The hippocampus is a powerhouse of memory and is essential for converting short-term memory into long-term memory. Specifically, the CA1 region of the hippocampus is involved in this process [28]. In this study, bath application of SS induced reproducible and short lasting inward currents in CA1 neurons (Figure 8C,D). The inward currents persisted in the presence of TTX, a Na+ channel blocker, suggesting that SS acts on CA1 neuronal membranes or dendrites directly, rather than by action potential-mediated mechanisms (Figure 8E,F) [28,37]. In addition, the inward currents induced by SS were partially blocked by picrotoxin, a broad GABAA receptor antagonist, suggesting that SS exhibits GABA-mimetic activity via synaptic and extrasynaptic GABAA receptors (Figure 8G,H). This provides evidence that SS acts directly on the GABA binding site of CA1 pyramidal neurons in the hippocampus [17]. These results are in agreement with a previous study [38], which reported that Withania somnifera acts at a GABA receptor by inhibiting GABAA receptor agonists. Another study suggested that GABAergic neurons can critically modulate the electrical activity of the hippocampus during the multiple consolidation process of memory storage [39]. This result provides clear evidence that SS has a GABAA receptor activation effect and may play an important role in neuroprotection and neurite outgrowth via regulation and activation of GABAA receptors.

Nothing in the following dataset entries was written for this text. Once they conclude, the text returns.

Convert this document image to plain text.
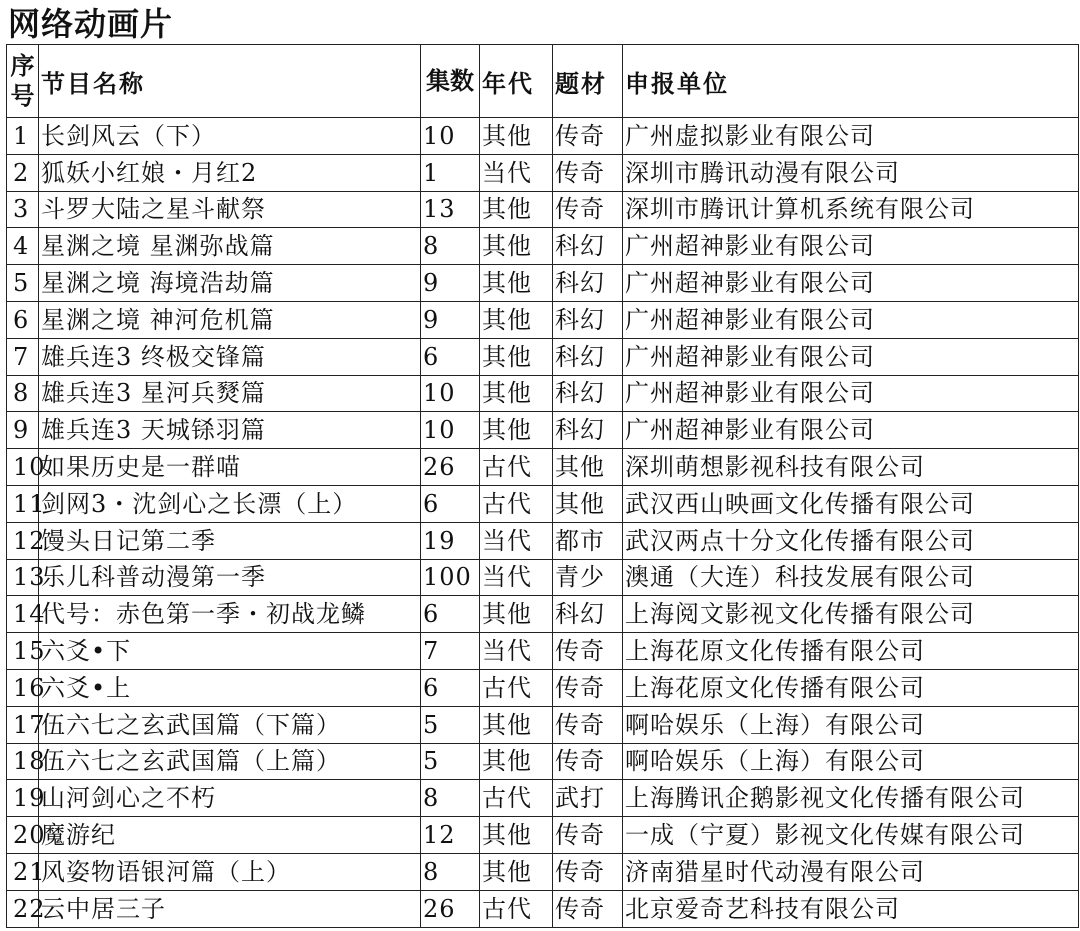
网络动画片
序号	节目名称	集数	年代	题材	申报单位
1	长剑风云（下）	10	其他	传奇	广州虚拟影业有限公司
2	狐妖小红娘・月红2	1	当代	传奇	深圳市腾讯动漫有限公司
3	斗罗大陆之星斗献祭	13	其他	传奇	深圳市腾讯计算机系统有限公司
4	星渊之境 星渊弥战篇	8	其他	科幻	广州超神影业有限公司
5	星渊之境 海境浩劫篇	9	其他	科幻	广州超神影业有限公司
6	星渊之境 神河危机篇	9	其他	科幻	广州超神影业有限公司
7	雄兵连3 终极交锋篇	6	其他	科幻	广州超神影业有限公司
8	雄兵连3 星河兵燹篇	10	其他	科幻	广州超神影业有限公司
9	雄兵连3 天城铩羽篇	10	其他	科幻	广州超神影业有限公司
10	如果历史是一群喵	26	古代	其他	深圳萌想影视科技有限公司
11	剑网3・沈剑心之长漂（上）	6	古代	其他	武汉西山映画文化传播有限公司
12	馒头日记第二季	19	当代	都市	武汉两点十分文化传播有限公司
13	乐儿科普动漫第一季	100	当代	青少	澳通（大连）科技发展有限公司
14	代号：赤色第一季・初战龙鳞	6	其他	科幻	上海阅文影视文化传播有限公司
15	六爻•下	7	当代	传奇	上海花原文化传播有限公司
16	六爻•上	6	古代	传奇	上海花原文化传播有限公司
17	伍六七之玄武国篇（下篇）	5	其他	传奇	啊哈娱乐（上海）有限公司
18	伍六七之玄武国篇（上篇）	5	其他	传奇	啊哈娱乐（上海）有限公司
19	山河剑心之不朽	8	古代	武打	上海腾讯企鹅影视文化传播有限公司
20	魔游纪	12	其他	传奇	一成（宁夏）影视文化传媒有限公司
21	风姿物语银河篇（上）	8	其他	传奇	济南猎星时代动漫有限公司
22	云中居三子	26	古代	传奇	北京爱奇艺科技有限公司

In summary, dementia has been reported to be associated with the down regulation of levels of NGF-BDNF-CREB, signaling [30] which in turn it increases the mRNA expression level of apoptotic genes [36] which leads to cholinergic dysfunction and memory deficit [33]. Taken together, the results of this study demonstrated that SS can prevent and protect against scopolamine-induced memory impairment by regulating the NGF-BDNF-CREB signaling pathway (Figure 9) and inhibiting AChE expression. This study also revealed that SS acts through GABAA receptors in CA1 pyramidal neurons of the hippocampus. These data indicate that a daily intake of SS extract via dietary supplementation may produce memory-enhancing effects and prevent dementia in humans. However, further studies are needed to explore the direct mechanism of SS action, along with its clinical safety using consecutive clinical trial.

Figure 9

Mechanisms underlying the effects of Stachys sieboldii (SS). SS downregulated cellular apoptosis signaling cascade such as Bax, COX-2, Caspase-9 and Caspase-3, which results in the upregulation of memory enhancement-related gene such as NGF, BDNF, TrkB, and CREB, and its downstream targets Bcl-2 and Egr-1 which are involved in neuroplasticity and neuronal survival in the cerebral cortex and hippocampus. SS also reduced the AChE and increased the CAT and ACh in brain. Thus, SS prevents memory impairments through the NGF-CREB-BDNF signaling pathway and inhibitory property of AChE.